Let's take an aside and imagine that I have a bunch of parts that are serialized, starting with serial number 0, and I put 20 of them in a box, with S/N 0 on the left and S/N 19 on the right. I number this box Box 0 and put it on a shelf. I put the next 20 items in Box 1, and so on.

Sometime later, someone comes along and want the item with S/N 4271. Which box is it in? If I divide 4271 by 20, I get 213.55. This tells me that there are 213 full boxes before the one that contains the one I want and that the one I want is in the 214th box. But because I numbered the boxes starting with 0, the number written on it is actually 213. So I can find the box number just by dividing the serial number by 20 and throwing away any fractional part.

But what about the part's position within Box 213?

Well, I can get that by going back to the first kind of division I learned, back before I knew about decimal points or even fractions. Back then, if asked to divide 4271 by 20, I would have written the answer as

4271 / 20 = 213 r 11

The integer quotient is the box number, and the remainder is the position within the box (assuming that we start counting with 0 as the first box and the first position within a box).

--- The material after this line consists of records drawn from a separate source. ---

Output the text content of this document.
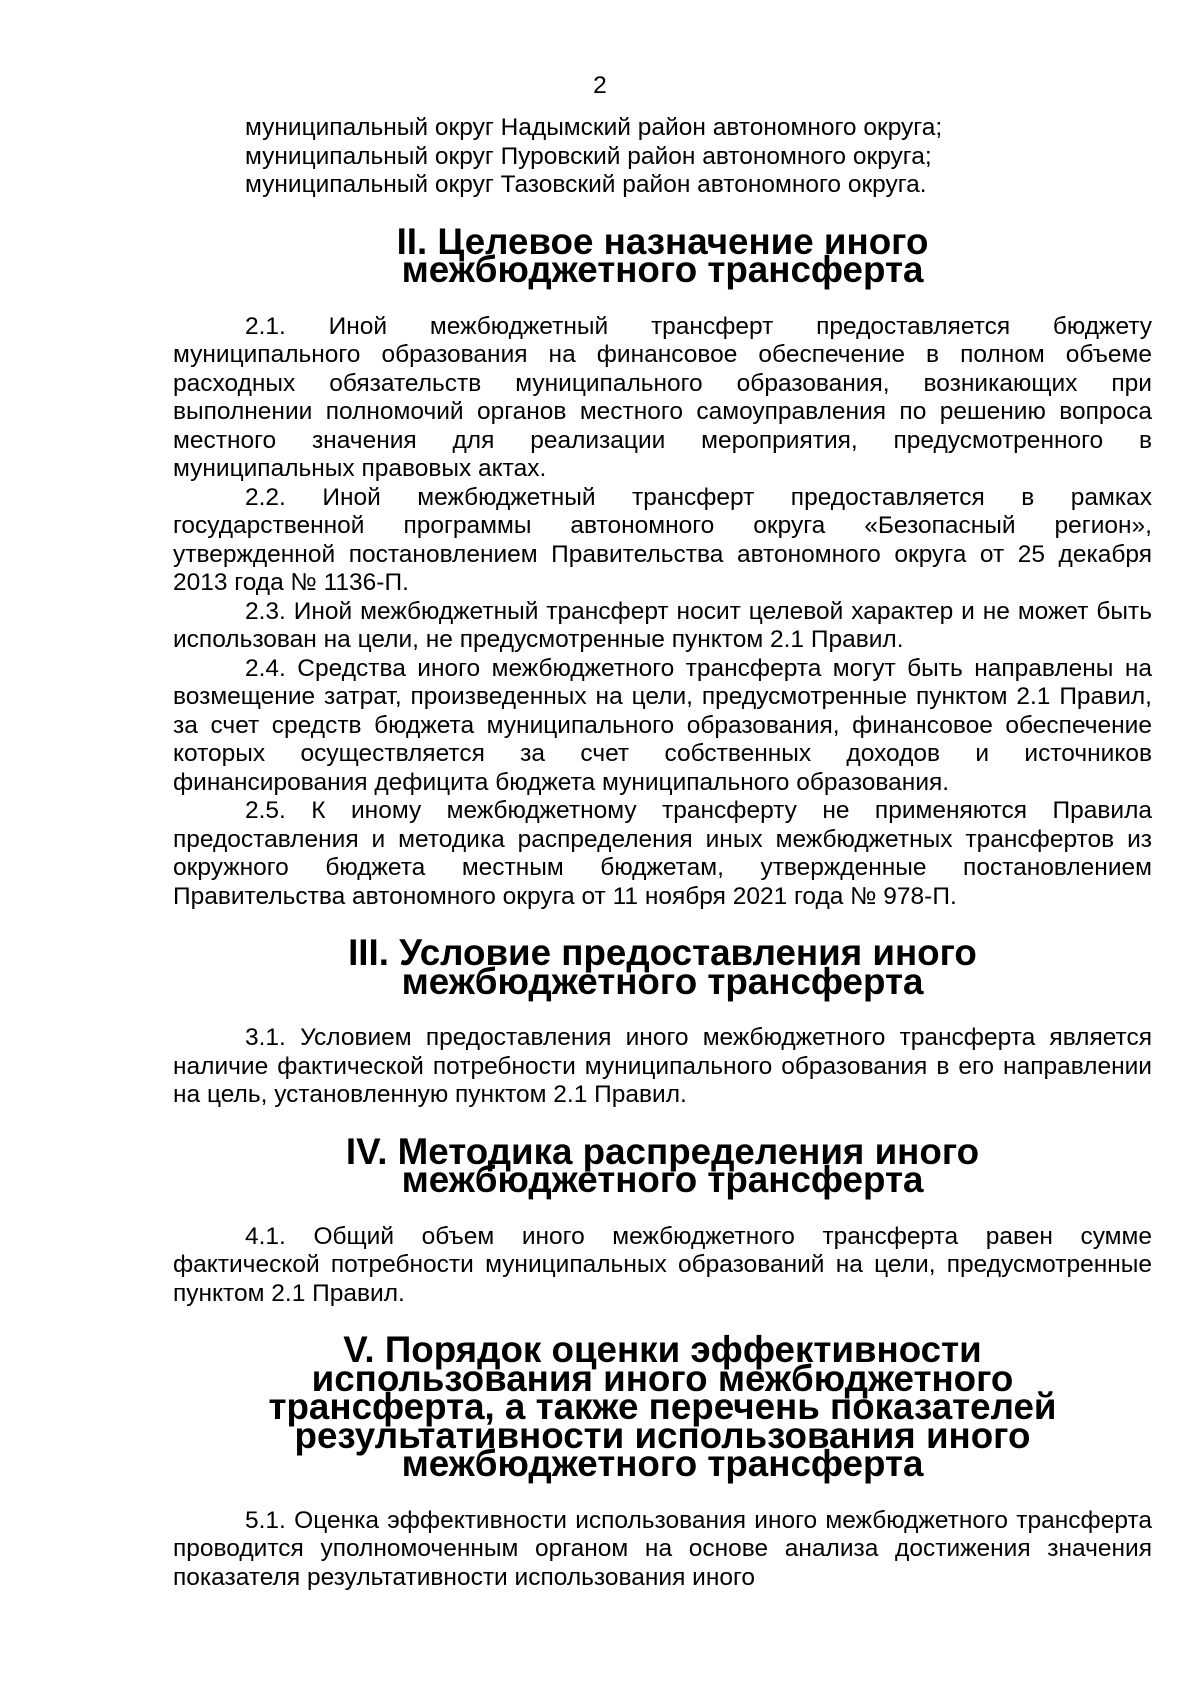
2

муниципальный округ Надымский район автономного округа;

муниципальный округ Пуровский район автономного округа;

муниципальный округ Тазовский район автономного округа.

II. Целевое назначение иного межбюджетного трансферта

2.1. Иной межбюджетный трансферт предоставляется бюджету муниципального образования на финансовое обеспечение в полном объеме расходных обязательств муниципального образования, возникающих при выполнении полномочий органов местного самоуправления по решению вопроса местного значения для реализации мероприятия, предусмотренного в муниципальных правовых актах.

2.2. Иной межбюджетный трансферт предоставляется в рамках государственной программы автономного округа «Безопасный регион», утвержденной постановлением Правительства автономного округа от 25 декабря 2013 года № 1136-П.

2.3. Иной межбюджетный трансферт носит целевой характер и не может быть использован на цели, не предусмотренные пунктом 2.1 Правил.

2.4. Средства иного межбюджетного трансферта могут быть направлены на возмещение затрат, произведенных на цели, предусмотренные пунктом 2.1 Правил, за счет средств бюджета муниципального образования, финансовое обеспечение которых осуществляется за счет собственных доходов и источников финансирования дефицита бюджета муниципального образования.

2.5. К иному межбюджетному трансферту не применяются Правила предоставления и методика распределения иных межбюджетных трансфертов из окружного бюджета местным бюджетам, утвержденные постановлением Правительства автономного округа от 11 ноября 2021 года № 978-П.

III. Условие предоставления иного межбюджетного трансферта

3.1. Условием предоставления иного межбюджетного трансферта является наличие фактической потребности муниципального образования в его направлении на цель, установленную пунктом 2.1 Правил.

IV. Методика распределения иного межбюджетного трансферта

4.1. Общий объем иного межбюджетного трансферта равен сумме фактической потребности муниципальных образований на цели, предусмотренные пунктом 2.1 Правил.

V. Порядок оценки эффективности использования иного межбюджетного трансферта, а также перечень показателей результативности использования иного межбюджетного трансферта

5.1. Оценка эффективности использования иного межбюджетного трансферта проводится уполномоченным органом на основе анализа достижения значения показателя результативности использования иного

In the Hack (and most programming languages), when you divide one integer by another, the quotient that is returned is the integer quotient, which is exactly what we want. We also have the remainder operator, %, which returns the remainder after integer division, which again is exactly what we want. So

box = (serial_number) / (items_per_box)

position = (serial_number) % (items_per_box)

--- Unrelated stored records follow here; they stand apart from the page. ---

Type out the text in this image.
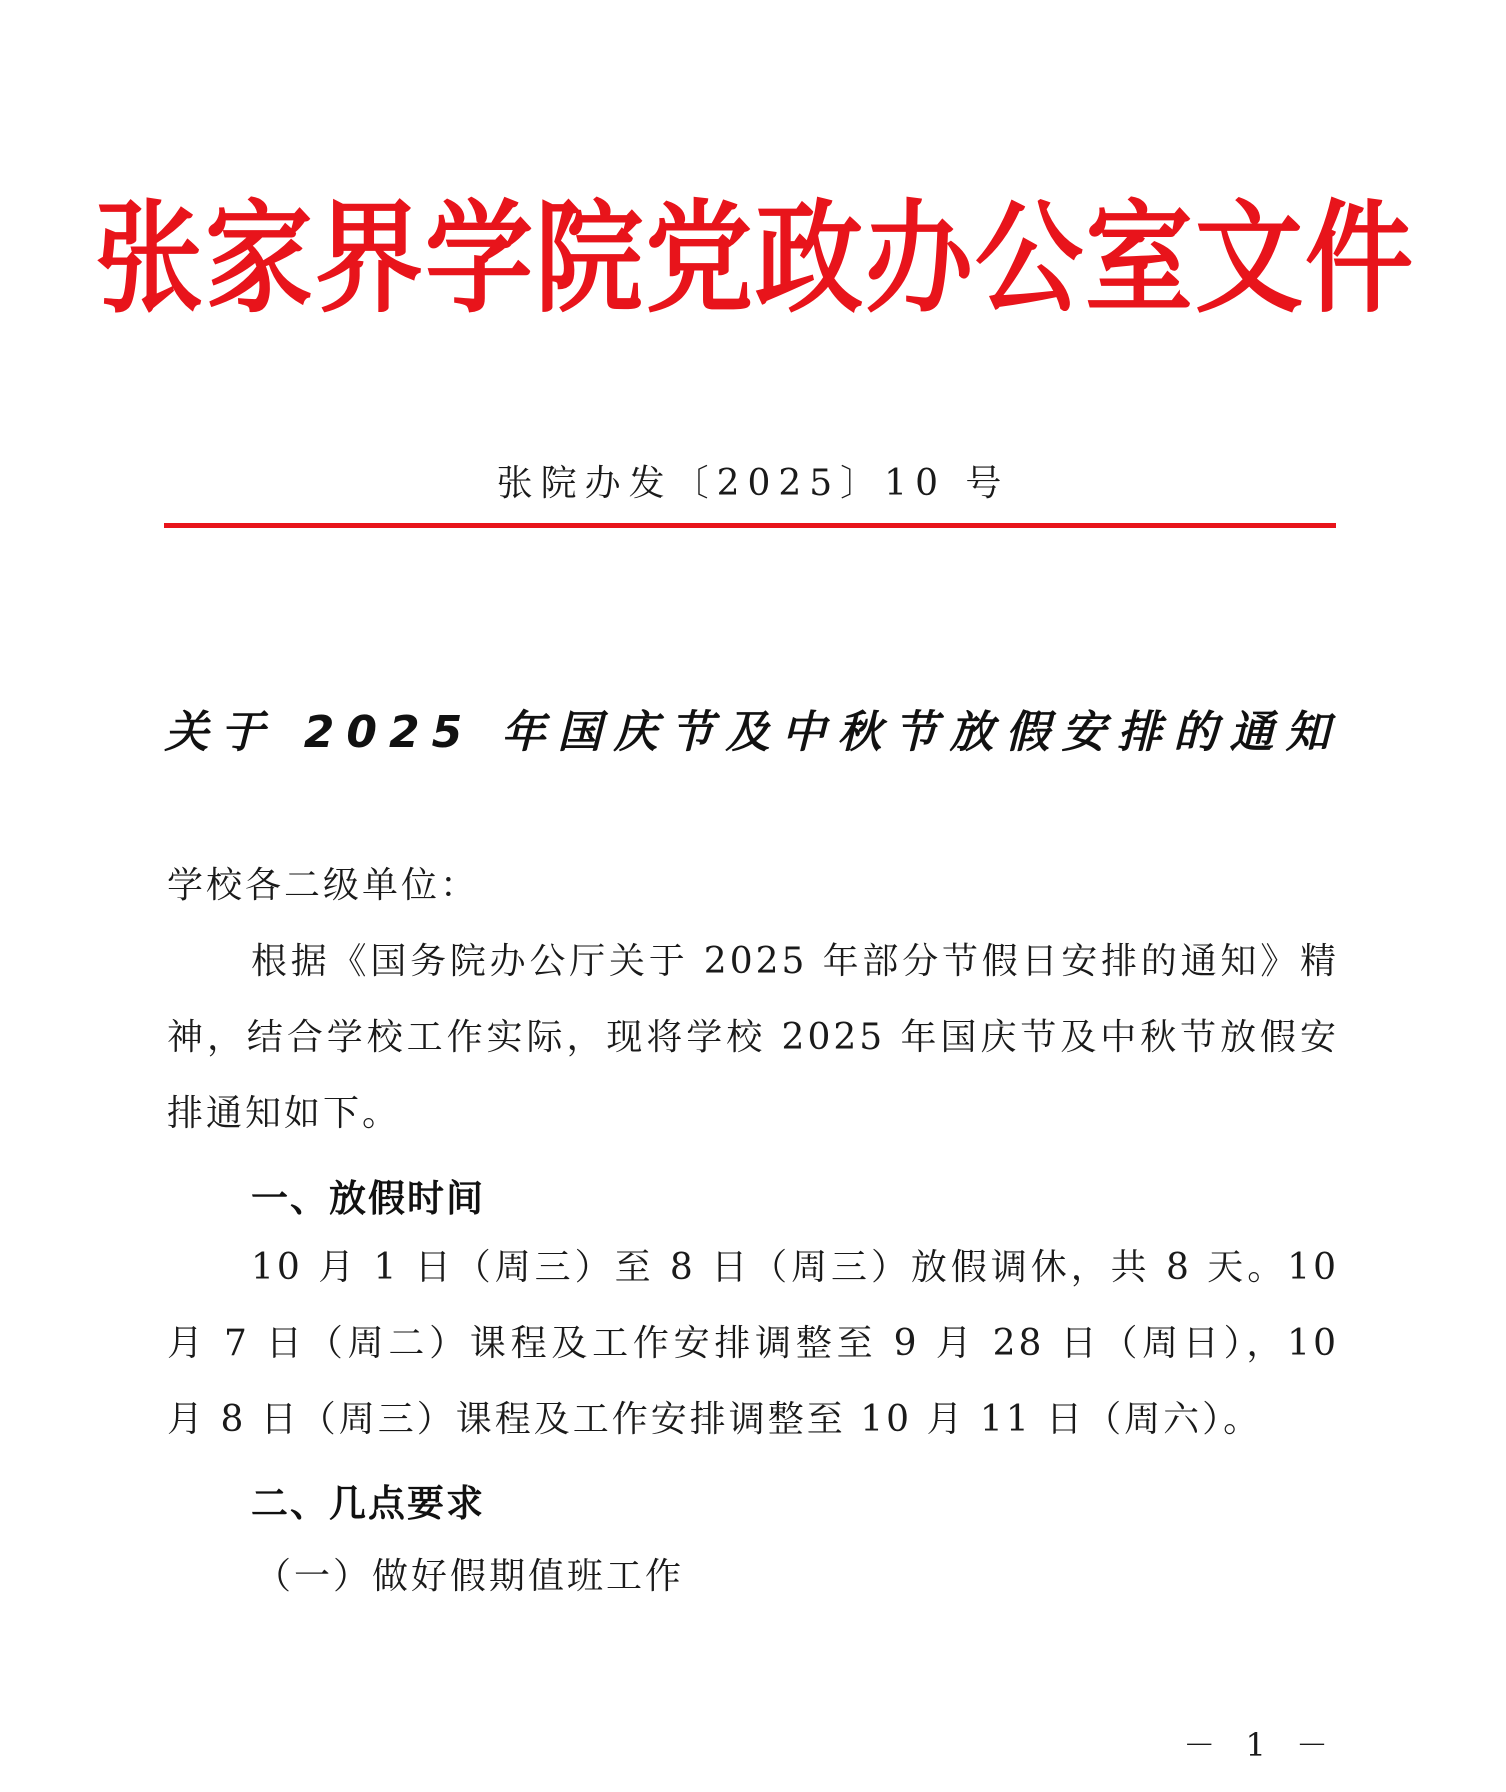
张家界学院党政办公室文件
张院办发〔2025〕10 号
关于 2025 年国庆节及中秋节放假安排的通知
学校各二级单位：
根据《国务院办公厅关于 2025 年部分节假日安排的通知》精神，结合学校工作实际，现将学校 2025 年国庆节及中秋节放假安排通知如下。
一、放假时间
10 月 1 日（周三）至 8 日（周三）放假调休，共 8 天。10 月 7 日（周二）课程及工作安排调整至 9 月 28 日（周日），10 月 8 日（周三）课程及工作安排调整至 10 月 11 日（周六）。
二、几点要求
（一）做好假期值班工作
－ 1 －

We can use this same approach to put out pixels into groups of 16 pixels in a RAM word.

ram_offset = P / 16

bit_offset = P % 16

The ram_offset is how may RAM cells the desired cell is beyond the beginning of the screen memory. So if ram_offset turns out to be 0, that means that the RAM address we want is SCREEN (i.e., 16,384).

ram_address = SCREEN + P/16

Now we just need to replace P with the expression for it in terms of R and C and then simplify.

ram_address = SCREEN + ((512*R + C) / 16)

bit_offset = (512*R + C) % 16

ram_address = SCREEN + (512*R/16) + (C/16)

ram_address = SCREEN + (32*R) + (C/16)

bit_offset = (512*R)%16 + C%16

bit_offset = C % 16

The simplification of the bit_offset comes about because 512 is evenly divisible by 16, and therefore so is any integer multiple of it. Hence, when we divide 512*R by 16, we are guaranteed to get a remainder of zero, regardless of what R happens to be.

Now, within a RAM location, we need to number the sixteen bits 0 through 15 (since we need to start ALL counting at zero for the math to work), but we are free to do that in any way we want. The designers of the Hack I/O mapping chose to associate the least-significant bit with the left-most pixel (of that group of sixteen) and the most-significant bit with the right-most pixel. That may seem counter-intuitive since we normally write the least-significant digit of a number on the right, but it actually makes the instruction sequence needed to access the desired bit, particular in the limited Hack assembly language, a LOT simpler.